Gallup, a global research and performance management enterprise based in the USA reports that over 50 percent of employees are dissatisfied with their bosses or supervisors, the amount of work they are required to do, the recognition they receive for their accomplishments, and the culture of their organizations (Saad, 2012). High levels of stress on the job—especially from workplace issues of rudeness, bullying, and harassment—and being seen as a commodity versus a unique human and spiritual being contribute to dissatisfaction and lack of engagement. Fear of being ridiculed, punished, or shunned for mistakes, including those that are inadvertent, unintended, and without malice is often rampant and can impede people from doing their best work (Glaser, 2007). Leaders and managers are challenged amidst times of rapid change and increasing demands to find innovative ways to fuel success. We believe that “forgiveness”—a topic seldom discussed in leadership and management circles and rarely taught in supervisory training or in higher education—can be a major contributor to employee engagement, satisfaction, and high performance in organizations around the world.
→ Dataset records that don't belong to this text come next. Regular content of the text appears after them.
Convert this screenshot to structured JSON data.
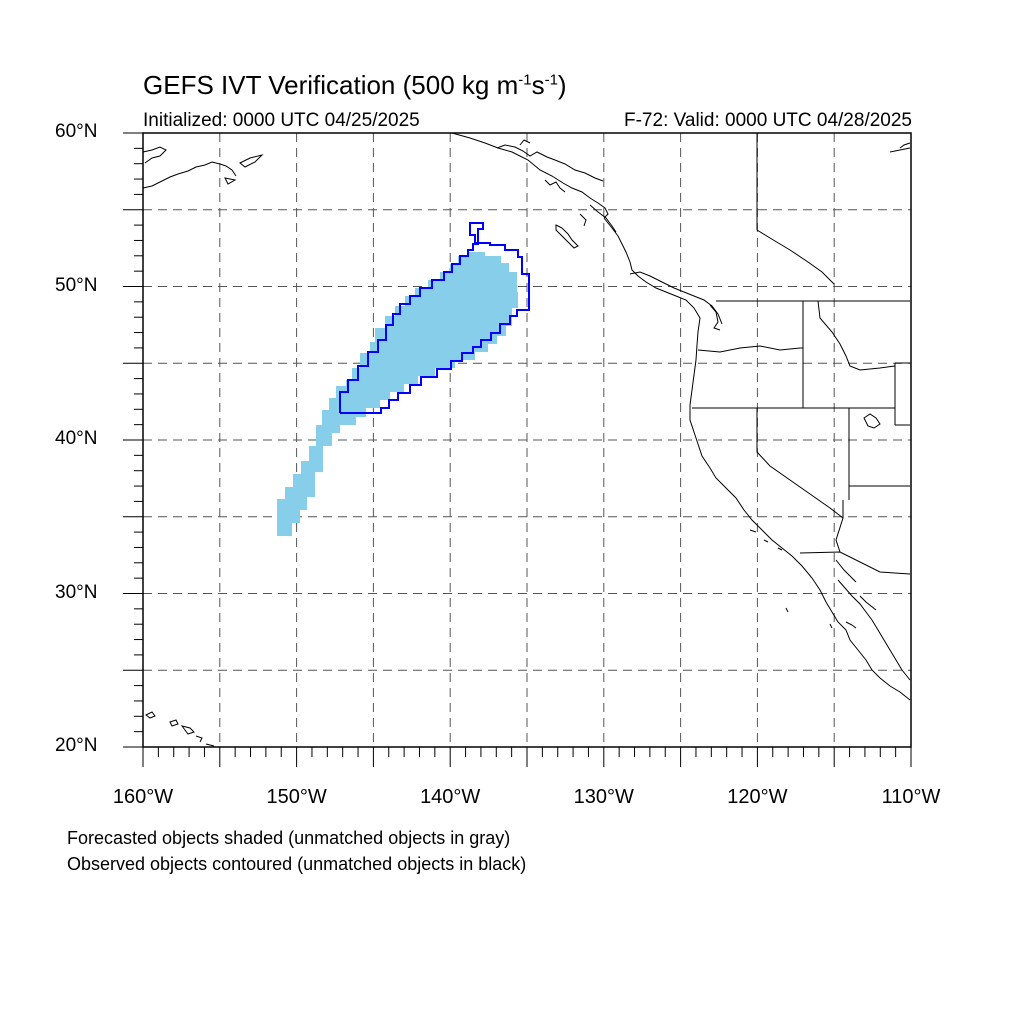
{
  "header": {
    "title_main": "GEFS IVT Verification (500 kg m",
    "title_sup1": "-1",
    "title_mid": "s",
    "title_sup2": "-1",
    "title_end": ")",
    "initialized": "Initialized: 0000 UTC 04/25/2025",
    "valid": "F-72: Valid: 0000 UTC 04/28/2025"
  },
  "map": {
    "extent": {
      "lon_min": -160,
      "lon_max": -110,
      "lat_min": 20,
      "lat_max": 60
    },
    "lat_labels": [
      {
        "text": "60°N",
        "lat": 60
      },
      {
        "text": "50°N",
        "lat": 50
      },
      {
        "text": "40°N",
        "lat": 40
      },
      {
        "text": "30°N",
        "lat": 30
      },
      {
        "text": "20°N",
        "lat": 20
      }
    ],
    "lon_labels": [
      {
        "text": "160°W",
        "lon": -160
      },
      {
        "text": "150°W",
        "lon": -150
      },
      {
        "text": "140°W",
        "lon": -140
      },
      {
        "text": "130°W",
        "lon": -130
      },
      {
        "text": "120°W",
        "lon": -120
      },
      {
        "text": "110°W",
        "lon": -110
      }
    ],
    "gridline_style": "dashed",
    "forecast_color": "#87ceeb",
    "observed_color": "#0000ff"
  },
  "legend": {
    "line1": "Forecasted objects shaded (unmatched objects in gray)",
    "line2": "Observed objects contoured (unmatched objects in black)"
  }
}
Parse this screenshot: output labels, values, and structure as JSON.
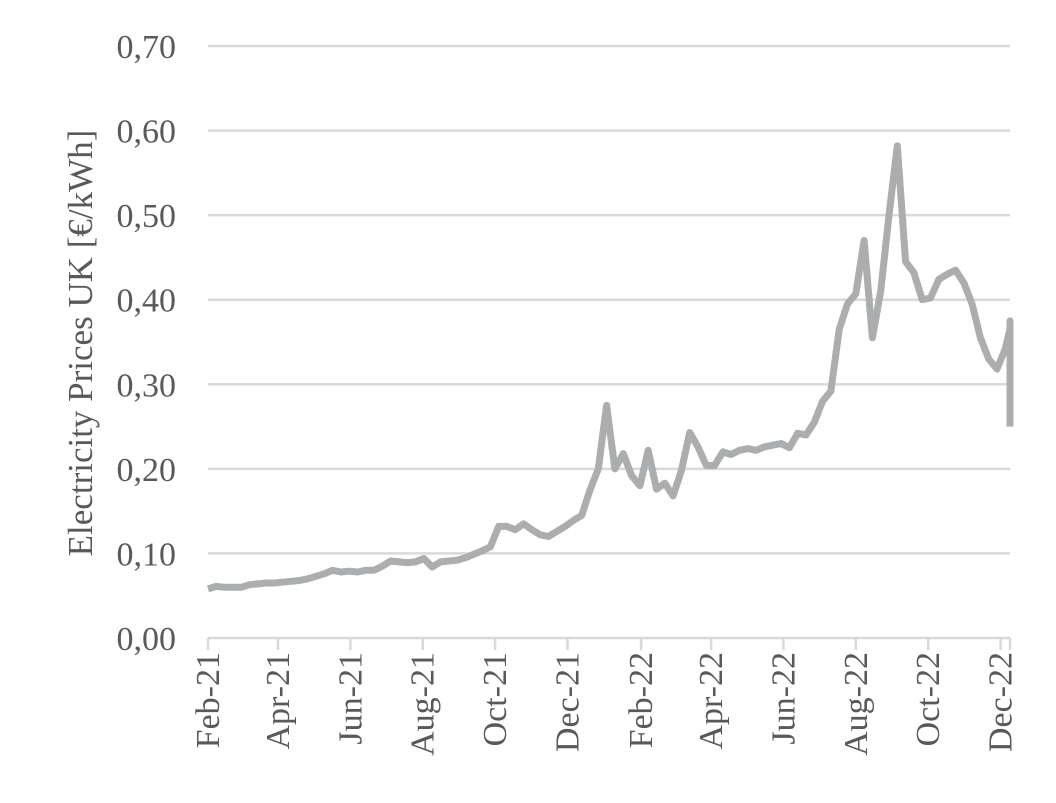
{
  "chart_data": {
    "type": "line",
    "title": "",
    "xlabel": "",
    "ylabel": "Electricity Prices UK [€/kWh]",
    "ylim": [
      0,
      0.7
    ],
    "grid": true,
    "legend": "none",
    "y_ticks": [
      {
        "value": 0.0,
        "label": "0,00"
      },
      {
        "value": 0.1,
        "label": "0,10"
      },
      {
        "value": 0.2,
        "label": "0,20"
      },
      {
        "value": 0.3,
        "label": "0,30"
      },
      {
        "value": 0.4,
        "label": "0,40"
      },
      {
        "value": 0.5,
        "label": "0,50"
      },
      {
        "value": 0.6,
        "label": "0,60"
      },
      {
        "value": 0.7,
        "label": "0,70"
      }
    ],
    "x_ticks": [
      {
        "date": "2021-02-01",
        "label": "Feb-21"
      },
      {
        "date": "2021-04-01",
        "label": "Apr-21"
      },
      {
        "date": "2021-06-01",
        "label": "Jun-21"
      },
      {
        "date": "2021-08-01",
        "label": "Aug-21"
      },
      {
        "date": "2021-10-01",
        "label": "Oct-21"
      },
      {
        "date": "2021-12-01",
        "label": "Dec-21"
      },
      {
        "date": "2022-02-01",
        "label": "Feb-22"
      },
      {
        "date": "2022-04-01",
        "label": "Apr-22"
      },
      {
        "date": "2022-06-01",
        "label": "Jun-22"
      },
      {
        "date": "2022-08-01",
        "label": "Aug-22"
      },
      {
        "date": "2022-10-01",
        "label": "Oct-22"
      },
      {
        "date": "2022-12-01",
        "label": "Dec-22"
      }
    ],
    "x_range": [
      "2021-02-01",
      "2022-12-28"
    ],
    "colors": {
      "line": "#abadaf",
      "grid": "#d9d9d9",
      "axis": "#d9d9d9",
      "text": "#595959"
    },
    "series": [
      {
        "points": [
          [
            "2021-02-01",
            0.058
          ],
          [
            "2021-02-08",
            0.061
          ],
          [
            "2021-02-15",
            0.06
          ],
          [
            "2021-02-22",
            0.06
          ],
          [
            "2021-03-01",
            0.06
          ],
          [
            "2021-03-08",
            0.063
          ],
          [
            "2021-03-15",
            0.064
          ],
          [
            "2021-03-22",
            0.065
          ],
          [
            "2021-03-29",
            0.065
          ],
          [
            "2021-04-05",
            0.066
          ],
          [
            "2021-04-12",
            0.067
          ],
          [
            "2021-04-19",
            0.068
          ],
          [
            "2021-04-26",
            0.07
          ],
          [
            "2021-05-03",
            0.073
          ],
          [
            "2021-05-10",
            0.076
          ],
          [
            "2021-05-17",
            0.08
          ],
          [
            "2021-05-24",
            0.078
          ],
          [
            "2021-05-31",
            0.079
          ],
          [
            "2021-06-07",
            0.078
          ],
          [
            "2021-06-14",
            0.08
          ],
          [
            "2021-06-21",
            0.08
          ],
          [
            "2021-06-28",
            0.085
          ],
          [
            "2021-07-05",
            0.091
          ],
          [
            "2021-07-12",
            0.09
          ],
          [
            "2021-07-19",
            0.089
          ],
          [
            "2021-07-26",
            0.09
          ],
          [
            "2021-08-02",
            0.094
          ],
          [
            "2021-08-09",
            0.084
          ],
          [
            "2021-08-16",
            0.09
          ],
          [
            "2021-08-23",
            0.091
          ],
          [
            "2021-08-30",
            0.092
          ],
          [
            "2021-09-06",
            0.095
          ],
          [
            "2021-09-13",
            0.099
          ],
          [
            "2021-09-20",
            0.103
          ],
          [
            "2021-09-27",
            0.108
          ],
          [
            "2021-10-04",
            0.132
          ],
          [
            "2021-10-11",
            0.132
          ],
          [
            "2021-10-18",
            0.128
          ],
          [
            "2021-10-25",
            0.135
          ],
          [
            "2021-11-01",
            0.128
          ],
          [
            "2021-11-08",
            0.122
          ],
          [
            "2021-11-15",
            0.12
          ],
          [
            "2021-11-22",
            0.126
          ],
          [
            "2021-11-29",
            0.132
          ],
          [
            "2021-12-06",
            0.139
          ],
          [
            "2021-12-13",
            0.145
          ],
          [
            "2021-12-20",
            0.175
          ],
          [
            "2021-12-27",
            0.2
          ],
          [
            "2022-01-03",
            0.275
          ],
          [
            "2022-01-10",
            0.2
          ],
          [
            "2022-01-17",
            0.218
          ],
          [
            "2022-01-24",
            0.192
          ],
          [
            "2022-01-31",
            0.18
          ],
          [
            "2022-02-07",
            0.222
          ],
          [
            "2022-02-14",
            0.176
          ],
          [
            "2022-02-21",
            0.183
          ],
          [
            "2022-02-28",
            0.168
          ],
          [
            "2022-03-07",
            0.198
          ],
          [
            "2022-03-14",
            0.243
          ],
          [
            "2022-03-21",
            0.226
          ],
          [
            "2022-03-28",
            0.204
          ],
          [
            "2022-04-04",
            0.204
          ],
          [
            "2022-04-11",
            0.22
          ],
          [
            "2022-04-18",
            0.217
          ],
          [
            "2022-04-25",
            0.222
          ],
          [
            "2022-05-02",
            0.224
          ],
          [
            "2022-05-09",
            0.222
          ],
          [
            "2022-05-16",
            0.226
          ],
          [
            "2022-05-23",
            0.228
          ],
          [
            "2022-05-30",
            0.23
          ],
          [
            "2022-06-06",
            0.225
          ],
          [
            "2022-06-13",
            0.242
          ],
          [
            "2022-06-20",
            0.24
          ],
          [
            "2022-06-27",
            0.255
          ],
          [
            "2022-07-04",
            0.28
          ],
          [
            "2022-07-11",
            0.292
          ],
          [
            "2022-07-18",
            0.365
          ],
          [
            "2022-07-25",
            0.395
          ],
          [
            "2022-08-01",
            0.407
          ],
          [
            "2022-08-08",
            0.47
          ],
          [
            "2022-08-15",
            0.355
          ],
          [
            "2022-08-22",
            0.41
          ],
          [
            "2022-08-29",
            0.5
          ],
          [
            "2022-09-05",
            0.582
          ],
          [
            "2022-09-12",
            0.445
          ],
          [
            "2022-09-19",
            0.432
          ],
          [
            "2022-09-26",
            0.4
          ],
          [
            "2022-10-03",
            0.402
          ],
          [
            "2022-10-10",
            0.424
          ],
          [
            "2022-10-17",
            0.43
          ],
          [
            "2022-10-24",
            0.435
          ],
          [
            "2022-10-31",
            0.42
          ],
          [
            "2022-11-07",
            0.395
          ],
          [
            "2022-11-14",
            0.355
          ],
          [
            "2022-11-21",
            0.33
          ],
          [
            "2022-11-28",
            0.318
          ],
          [
            "2022-12-05",
            0.342
          ],
          [
            "2022-12-12",
            0.366
          ],
          [
            "2022-12-19",
            0.375
          ],
          [
            "2022-12-26",
            0.338
          ],
          [
            "2023-01-02",
            0.28
          ],
          [
            "2023-01-07",
            0.25
          ]
        ]
      }
    ]
  }
}
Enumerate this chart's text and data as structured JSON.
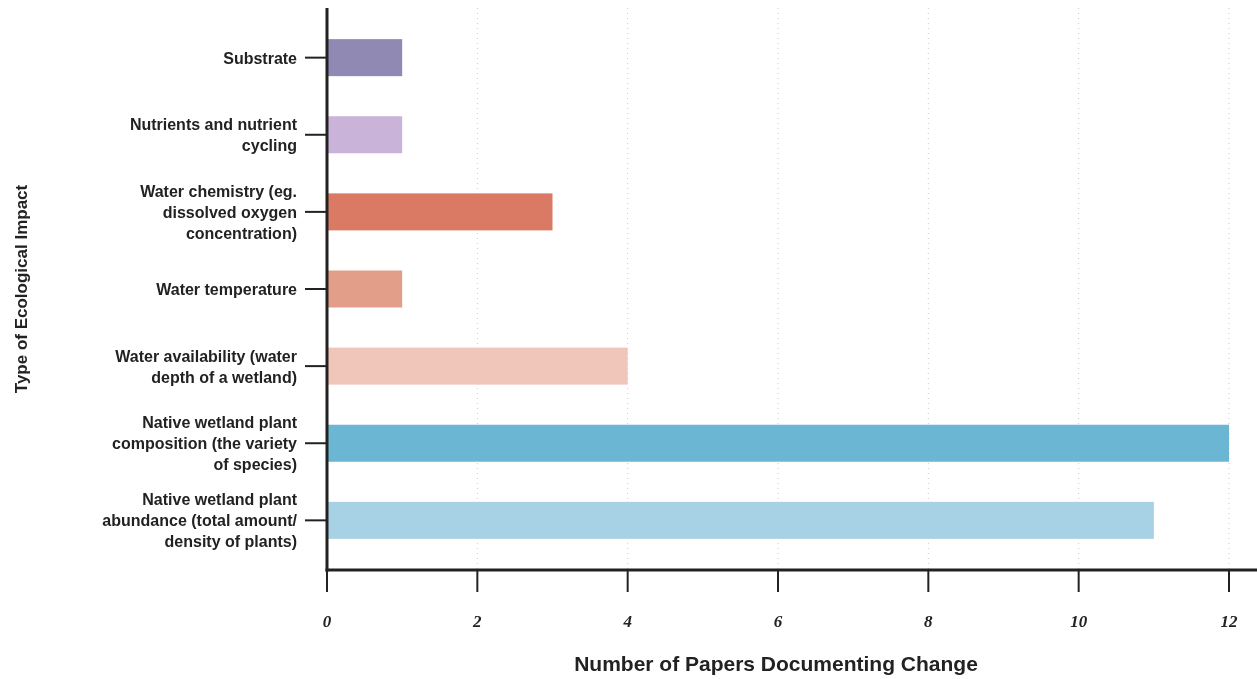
{
  "chart_data": {
    "type": "bar",
    "orientation": "horizontal",
    "xlabel": "Number of Papers Documenting Change",
    "ylabel": "Type of Ecological Impact",
    "categories": [
      "Substrate",
      "Nutrients and nutrient cycling",
      "Water chemistry (eg. dissolved oxygen concentration)",
      "Water temperature",
      "Water availability (water depth of a wetland)",
      "Native wetland plant composition (the variety of species)",
      "Native wetland plant abundance (total amount/ density of plants)"
    ],
    "values": [
      1,
      1,
      3,
      1,
      4,
      12,
      11
    ],
    "colors": [
      "#8f89b3",
      "#c9b3d8",
      "#db7a64",
      "#e39e89",
      "#f0c6ba",
      "#6ab6d3",
      "#a7d1e4"
    ],
    "xlim": [
      0,
      12
    ],
    "xticks": [
      0,
      2,
      4,
      6,
      8,
      10,
      12
    ],
    "grid": "x"
  }
}
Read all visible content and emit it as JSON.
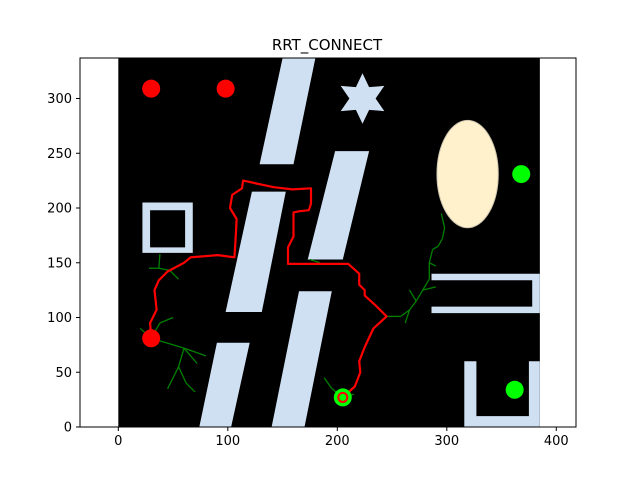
{
  "chart_data": {
    "type": "scatter",
    "title": "RRT_CONNECT",
    "xlabel": "",
    "ylabel": "",
    "xlim": [
      -35,
      418
    ],
    "ylim": [
      0,
      337
    ],
    "xticks": [
      0,
      100,
      200,
      300,
      400
    ],
    "yticks": [
      0,
      50,
      100,
      150,
      200,
      250,
      300
    ],
    "grid": false,
    "background": "#000000",
    "obstacle_color": "#cfe0f2",
    "ellipse_color": "#fff1cc",
    "path_color": "#ff0000",
    "tree_color": "#008000",
    "map_extent": {
      "x": [
        0,
        385
      ],
      "y": [
        0,
        337
      ]
    },
    "obstacles": [
      {
        "kind": "parallelogram",
        "points": [
          [
            129,
            240
          ],
          [
            160,
            240
          ],
          [
            180,
            337
          ],
          [
            150,
            337
          ]
        ]
      },
      {
        "kind": "parallelogram",
        "points": [
          [
            173,
            153
          ],
          [
            205,
            153
          ],
          [
            229,
            252
          ],
          [
            198,
            252
          ]
        ]
      },
      {
        "kind": "parallelogram",
        "points": [
          [
            98,
            105
          ],
          [
            131,
            105
          ],
          [
            153,
            215
          ],
          [
            122,
            215
          ]
        ]
      },
      {
        "kind": "parallelogram",
        "points": [
          [
            140,
            0
          ],
          [
            170,
            0
          ],
          [
            195,
            124
          ],
          [
            165,
            124
          ]
        ]
      },
      {
        "kind": "parallelogram",
        "points": [
          [
            74,
            0
          ],
          [
            103,
            0
          ],
          [
            120,
            77
          ],
          [
            90,
            77
          ]
        ]
      },
      {
        "kind": "square_frame",
        "outer": [
          [
            22,
            159
          ],
          [
            68,
            205
          ]
        ],
        "inner": [
          [
            29,
            164
          ],
          [
            61,
            198
          ]
        ]
      },
      {
        "kind": "star",
        "center": [
          223,
          300
        ],
        "outer_radius": 23,
        "inner_radius": 12
      },
      {
        "kind": "bracket",
        "points": [
          [
            286,
            104
          ],
          [
            385,
            104
          ],
          [
            385,
            140
          ],
          [
            286,
            140
          ],
          [
            286,
            134
          ],
          [
            378,
            134
          ],
          [
            378,
            110
          ],
          [
            286,
            110
          ]
        ]
      },
      {
        "kind": "u_shape",
        "points": [
          [
            316,
            0
          ],
          [
            385,
            0
          ],
          [
            385,
            60
          ],
          [
            375,
            60
          ],
          [
            375,
            10
          ],
          [
            327,
            10
          ],
          [
            327,
            60
          ],
          [
            316,
            60
          ]
        ]
      }
    ],
    "ellipse": {
      "center": [
        319,
        231
      ],
      "rx": 28,
      "ry": 49
    },
    "points": [
      {
        "color": "red",
        "x": 30,
        "y": 309
      },
      {
        "color": "red",
        "x": 98,
        "y": 309
      },
      {
        "color": "red",
        "x": 30,
        "y": 81
      },
      {
        "color": "lime",
        "x": 368,
        "y": 231
      },
      {
        "color": "lime",
        "x": 362,
        "y": 34
      },
      {
        "color": "lime",
        "x": 205,
        "y": 27
      }
    ],
    "start_ring": {
      "x": 205,
      "y": 27
    },
    "path": [
      [
        205,
        27
      ],
      [
        216,
        37
      ],
      [
        221,
        50
      ],
      [
        220,
        60
      ],
      [
        225,
        73
      ],
      [
        233,
        90
      ],
      [
        245,
        101
      ],
      [
        234,
        112
      ],
      [
        225,
        120
      ],
      [
        225,
        125
      ],
      [
        220,
        130
      ],
      [
        220,
        140
      ],
      [
        210,
        149
      ],
      [
        155,
        149
      ],
      [
        155,
        164
      ],
      [
        160,
        174
      ],
      [
        160,
        196
      ],
      [
        165,
        197
      ],
      [
        174,
        198
      ],
      [
        176,
        204
      ],
      [
        176,
        218
      ],
      [
        159,
        217
      ],
      [
        142,
        219
      ],
      [
        114,
        225
      ],
      [
        113,
        218
      ],
      [
        104,
        212
      ],
      [
        102,
        200
      ],
      [
        108,
        190
      ],
      [
        107,
        170
      ],
      [
        106,
        155
      ],
      [
        91,
        157
      ],
      [
        66,
        155
      ],
      [
        60,
        150
      ],
      [
        45,
        142
      ],
      [
        37,
        134
      ],
      [
        33,
        125
      ],
      [
        35,
        107
      ],
      [
        29,
        95
      ],
      [
        30,
        81
      ]
    ],
    "tree_edges": [
      [
        [
          30,
          81
        ],
        [
          20,
          90
        ]
      ],
      [
        [
          30,
          81
        ],
        [
          38,
          95
        ]
      ],
      [
        [
          38,
          95
        ],
        [
          50,
          100
        ]
      ],
      [
        [
          30,
          81
        ],
        [
          60,
          72
        ]
      ],
      [
        [
          60,
          72
        ],
        [
          80,
          65
        ]
      ],
      [
        [
          60,
          72
        ],
        [
          55,
          55
        ]
      ],
      [
        [
          55,
          55
        ],
        [
          62,
          40
        ]
      ],
      [
        [
          62,
          40
        ],
        [
          70,
          32
        ]
      ],
      [
        [
          55,
          55
        ],
        [
          45,
          35
        ]
      ],
      [
        [
          60,
          72
        ],
        [
          72,
          58
        ]
      ],
      [
        [
          28,
          145
        ],
        [
          37,
          145
        ]
      ],
      [
        [
          37,
          145
        ],
        [
          47,
          143
        ]
      ],
      [
        [
          47,
          143
        ],
        [
          55,
          135
        ]
      ],
      [
        [
          37,
          145
        ],
        [
          38,
          158
        ]
      ],
      [
        [
          205,
          27
        ],
        [
          195,
          35
        ]
      ],
      [
        [
          195,
          35
        ],
        [
          188,
          45
        ]
      ],
      [
        [
          205,
          27
        ],
        [
          215,
          30
        ]
      ],
      [
        [
          245,
          101
        ],
        [
          258,
          101
        ]
      ],
      [
        [
          258,
          101
        ],
        [
          266,
          107
        ]
      ],
      [
        [
          266,
          107
        ],
        [
          272,
          115
        ]
      ],
      [
        [
          272,
          115
        ],
        [
          278,
          125
        ]
      ],
      [
        [
          278,
          125
        ],
        [
          284,
          135
        ]
      ],
      [
        [
          284,
          135
        ],
        [
          284,
          150
        ]
      ],
      [
        [
          284,
          150
        ],
        [
          287,
          162
        ]
      ],
      [
        [
          287,
          162
        ],
        [
          292,
          165
        ]
      ],
      [
        [
          292,
          165
        ],
        [
          296,
          172
        ]
      ],
      [
        [
          296,
          172
        ],
        [
          298,
          182
        ]
      ],
      [
        [
          298,
          182
        ],
        [
          295,
          195
        ]
      ],
      [
        [
          278,
          125
        ],
        [
          290,
          128
        ]
      ],
      [
        [
          266,
          107
        ],
        [
          262,
          95
        ]
      ],
      [
        [
          272,
          115
        ],
        [
          266,
          125
        ]
      ],
      [
        [
          284,
          150
        ],
        [
          290,
          147
        ]
      ],
      [
        [
          175,
          153
        ],
        [
          184,
          150
        ]
      ]
    ]
  }
}
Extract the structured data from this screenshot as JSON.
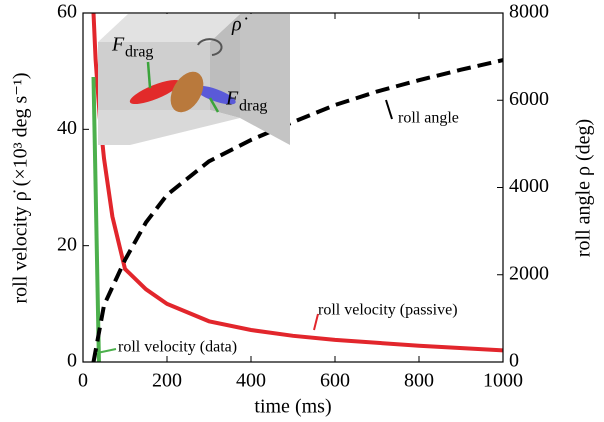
{
  "chart_data": {
    "type": "line",
    "x_label": "time (ms)",
    "y_label": "roll velocity ρ̇ (×10³ deg s⁻¹)",
    "y2_label": "roll angle ρ (deg)",
    "xlim": [
      0,
      1000
    ],
    "xticks": [
      0,
      200,
      400,
      600,
      800,
      1000
    ],
    "ylim": [
      0,
      60
    ],
    "yticks": [
      0,
      20,
      40,
      60
    ],
    "y2lim": [
      0,
      8000
    ],
    "y2ticks": [
      0,
      2000,
      4000,
      6000,
      8000
    ],
    "series": [
      {
        "name": "roll velocity (passive)",
        "color": "#e2262c",
        "x": [
          25,
          30,
          40,
          50,
          70,
          100,
          150,
          200,
          300,
          400,
          500,
          600,
          800,
          1000
        ],
        "values": [
          60,
          52,
          42,
          35,
          25,
          16,
          12.5,
          10,
          7,
          5.5,
          4.5,
          3.8,
          2.8,
          2
        ]
      },
      {
        "name": "roll velocity (data)",
        "color": "#4cb04c",
        "x": [
          25,
          38
        ],
        "values": [
          49,
          0
        ]
      },
      {
        "name": "roll angle",
        "color": "#000000",
        "axis": "y2",
        "dashed": true,
        "x": [
          25,
          50,
          100,
          150,
          200,
          300,
          400,
          500,
          600,
          700,
          800,
          900,
          1000
        ],
        "values": [
          0,
          1300,
          2340,
          3200,
          3830,
          4600,
          5090,
          5500,
          5890,
          6200,
          6460,
          6700,
          6920
        ]
      }
    ],
    "inset_labels": [
      [
        "F",
        "drag"
      ],
      [
        "F",
        "drag"
      ],
      [
        "ρ̇"
      ]
    ]
  }
}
Organizational research in recent years has acknowledged the importance of a leadership and management philosophy that treats people as valued assets rather than simply as labor costs to be moved around like pawns on a chess board, tossed aside as used commodities, or eliminated from a balance sheet (Caldwell & Dixon, 2009). Leaders and managers have a profound influence on their followers as well as the overall organization. Leadership behaviors that “encourage the heart” have increased employee initiative and responsibility (Kouzes & Posner, 2003, p. 4) and produced positive results in other ways, including to the bottom line.

Michael Stone, director of Mastery of Management International, posited that forgiveness can be a powerful tool, framework, or context for effective management and leadership. Stone writes:

In this new economy, which is characterized by escalating speed of change, increasing alienation and a growing search for meaning, it makes good business sense to practice the art of forgiveness. True forgiveness supports the retention of valued employees, allows for greater creativity and innovation, leads to increased profitability, and generates greater flexibility in responding to market conditions. (2002, p. 3)

The goal of this chapter is to show how real-world application of forgiveness can be a valuable tool of leadership, a powerful work reinforcer, and fuel for organizational success.

Key Terms in this Chapter

Secular Work Environment: Non-religious organizational setting.

Retaliation: Reprisal or revenge taken against someone for a perceived wrongdoing.

Forgiveness: Ability to let go of resentment and need for retribution.

Culture: Set of beliefs and attitudes.

Theory of Work Adjustment: A means of conceptualizing a relationship/fit between an individual and a job or organization.

Work Reinforcers: Factors of satisfaction in one’s role, work and work environment in an organization.

Mistakes: Errors or faults; miscalculation.